Ophélie Gaillard |
Au moment d’achever sa résidence à Pontoise, Ophélie Gaillard ne pouvait
guère rêver meilleur plateau vocal pour sa nouvelle création dédiée au Triomphe du temps et de la désillusion
(1707) de Haendel. Fruit d’une coproduction entre le festival baroque
et la scène nationale de Cergy-Pontoise, L’Apostrophe, le choix du tout
premier oratorio de Haendel s’avère pertinent tant par son immédiate
accessibilité que par son inspiration envoûtante, et ce pendant toute sa
durée de deux heures environ. Il s’agit en réalité d’un opéra déguisé,
permettant de passer outre l’interdiction romaine en cours au début du
XVIIIe à l’égard de la musique vocale profane. On ne trouvera pas de
chœur ici, mais quatre solistes tous également mis en avant, tandis que
l’orchestre offre un soutien actif, particulièrement dans les superbes
solos de l’orgue ou du hautbois.
Si l’Ensemble Pulcinella met du temps à se chauffer, notamment dans la
nécessaire mise en place, il convainc ensuite par sa capacité à soutenir
les tempi assez vifs imposés par Ophélie Gaillard, toujours aussi
fringante. Alors qu’un heureux événement est annoncé pour bientôt,
l’agilité de la violoncelliste française impressionne par sa clarté
limpide, sans hésitation, épaulant parfaitement les solistes réunis. Il
est vrai que l’orchestration resserrée autour de la réduction de
l’effectif à seize musiciens participe de ce son clair et brillant.
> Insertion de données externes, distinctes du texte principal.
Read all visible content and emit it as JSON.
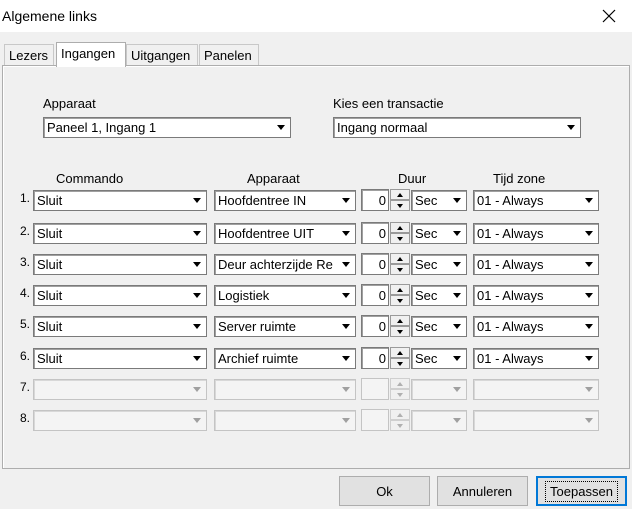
{
  "window": {
    "title": "Algemene links",
    "close_icon": "close-icon"
  },
  "tabs": [
    "Lezers",
    "Ingangen",
    "Uitgangen",
    "Panelen"
  ],
  "active_tab": "Ingangen",
  "top": {
    "apparaat_label": "Apparaat",
    "apparaat_value": "Paneel 1, Ingang 1",
    "transactie_label": "Kies een transactie",
    "transactie_value": "Ingang normaal"
  },
  "columns": {
    "commando": "Commando",
    "apparaat": "Apparaat",
    "duur": "Duur",
    "tijdzone": "Tijd zone"
  },
  "rows": [
    {
      "num": "1.",
      "commando": "Sluit",
      "apparaat": "Hoofdentree IN",
      "duur": "0",
      "unit": "Sec",
      "tijdzone": "01 - Always"
    },
    {
      "num": "2.",
      "commando": "Sluit",
      "apparaat": "Hoofdentree UIT",
      "duur": "0",
      "unit": "Sec",
      "tijdzone": "01 - Always"
    },
    {
      "num": "3.",
      "commando": "Sluit",
      "apparaat": "Deur achterzijde Re",
      "duur": "0",
      "unit": "Sec",
      "tijdzone": "01 - Always"
    },
    {
      "num": "4.",
      "commando": "Sluit",
      "apparaat": "Logistiek",
      "duur": "0",
      "unit": "Sec",
      "tijdzone": "01 - Always"
    },
    {
      "num": "5.",
      "commando": "Sluit",
      "apparaat": "Server ruimte",
      "duur": "0",
      "unit": "Sec",
      "tijdzone": "01 - Always"
    },
    {
      "num": "6.",
      "commando": "Sluit",
      "apparaat": "Archief ruimte",
      "duur": "0",
      "unit": "Sec",
      "tijdzone": "01 - Always"
    },
    {
      "num": "7.",
      "commando": "",
      "apparaat": "",
      "duur": "",
      "unit": "",
      "tijdzone": ""
    },
    {
      "num": "8.",
      "commando": "",
      "apparaat": "",
      "duur": "",
      "unit": "",
      "tijdzone": ""
    }
  ],
  "buttons": {
    "ok": "Ok",
    "annuleren": "Annuleren",
    "toepassen": "Toepassen"
  }
}
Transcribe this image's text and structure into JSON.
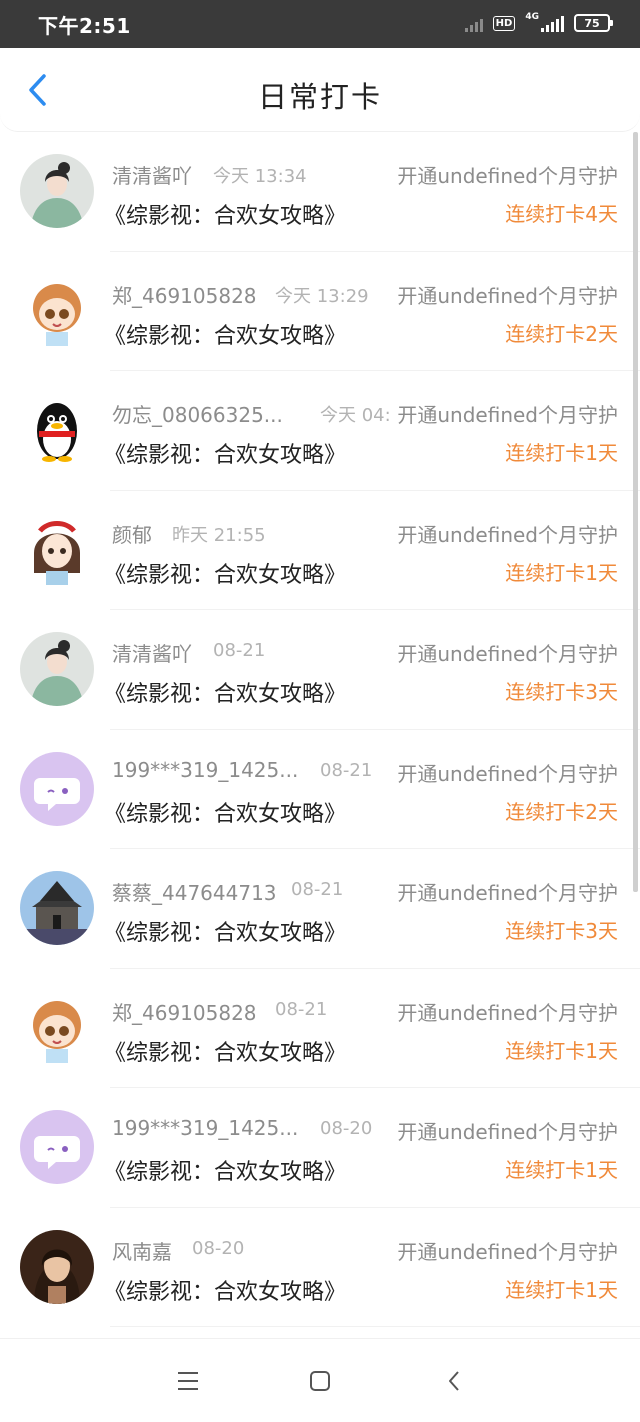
{
  "status_bar": {
    "time": "下午2:51",
    "hd": "HD",
    "network": "4G",
    "battery": "75"
  },
  "header": {
    "title": "日常打卡",
    "back_icon": "chevron-left-icon",
    "accent_color": "#2d8cf0"
  },
  "colors": {
    "streak": "#f08a3a",
    "muted_text": "#8c8c8c"
  },
  "list": [
    {
      "name": "清清酱吖",
      "time": "今天 13:34",
      "guard": "开通undefined个月守护",
      "book": "《综影视：合欢女攻略》",
      "streak": "连续打卡4天",
      "avatar": "avatar-woman-green"
    },
    {
      "name": "郑_469105828",
      "time": "今天 13:29",
      "guard": "开通undefined个月守护",
      "book": "《综影视：合欢女攻略》",
      "streak": "连续打卡2天",
      "avatar": "avatar-cartoon-boy"
    },
    {
      "name": "勿忘_08066325...",
      "time": "今天 04:",
      "guard": "开通undefined个月守护",
      "book": "《综影视：合欢女攻略》",
      "streak": "连续打卡1天",
      "avatar": "avatar-qq-penguin"
    },
    {
      "name": "颜郁",
      "time": "昨天 21:55",
      "guard": "开通undefined个月守护",
      "book": "《综影视：合欢女攻略》",
      "streak": "连续打卡1天",
      "avatar": "avatar-cartoon-girl"
    },
    {
      "name": "清清酱吖",
      "time": "08-21",
      "guard": "开通undefined个月守护",
      "book": "《综影视：合欢女攻略》",
      "streak": "连续打卡3天",
      "avatar": "avatar-woman-green"
    },
    {
      "name": "199***319_1425...",
      "time": "08-21",
      "guard": "开通undefined个月守护",
      "book": "《综影视：合欢女攻略》",
      "streak": "连续打卡2天",
      "avatar": "avatar-chat-bubble"
    },
    {
      "name": "蔡蔡_447644713",
      "time": "08-21",
      "guard": "开通undefined个月守护",
      "book": "《综影视：合欢女攻略》",
      "streak": "连续打卡3天",
      "avatar": "avatar-building"
    },
    {
      "name": "郑_469105828",
      "time": "08-21",
      "guard": "开通undefined个月守护",
      "book": "《综影视：合欢女攻略》",
      "streak": "连续打卡1天",
      "avatar": "avatar-cartoon-boy"
    },
    {
      "name": "199***319_1425...",
      "time": "08-20",
      "guard": "开通undefined个月守护",
      "book": "《综影视：合欢女攻略》",
      "streak": "连续打卡1天",
      "avatar": "avatar-chat-bubble"
    },
    {
      "name": "风南嘉",
      "time": "08-20",
      "guard": "开通undefined个月守护",
      "book": "《综影视：合欢女攻略》",
      "streak": "连续打卡1天",
      "avatar": "avatar-woman-portrait"
    }
  ],
  "nav_bar": {
    "menu_icon": "menu-icon",
    "home_icon": "home-square-icon",
    "back_icon": "back-triangle-icon"
  }
}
A leurs côtés, se dégage la figure juvénile de Raquel Camarinha, jeune
soprano irrésistible de naturel et de fraicheur, confondante d’aisance
vocale dans les vocalises notamment. Autre satisfaction avec les beaux
graves bien incarnés de Blandine Staskiewicz dans les récitatifs – aux
postures malheureusement quelque peu datées. Si des murmures s’élèvent
de la salle au moment où elle entonne le célèbre air «Lascia la spina»,
la mezzo-soprano ne se laisse pas impressionner et relève le défi
habilement. C’est plus encore l’alto tout de diction et de caractère de
Lucile Richardot qui déploie son art avec musicalité, également
émouvante dans un splendide air sombre accompagné aux flûtes lors de la
première partie du concert. On pourra juste lui reprocher un timbre
parfois un peu métallique, tout comme Mathias Vidal, dont la voix manque
sensiblement de substance et de couleurs. Comme à son habitude, il
compense par un admirable sens de l’expressivité et de la nuance,
toujours au plus près du texte.
Des chanteurs applaudis chaleureusement, à l’issue du spectacle, que
l’on espère retrouver très vite pour faire connaître plus encore, s’il
est besoin, ce superbe oratorio. Si des négociations sont déjà en cours,
rien n’est encore signé pour l’instant – à l’instar de la future
résidence de Pulcinella, non encore révélée.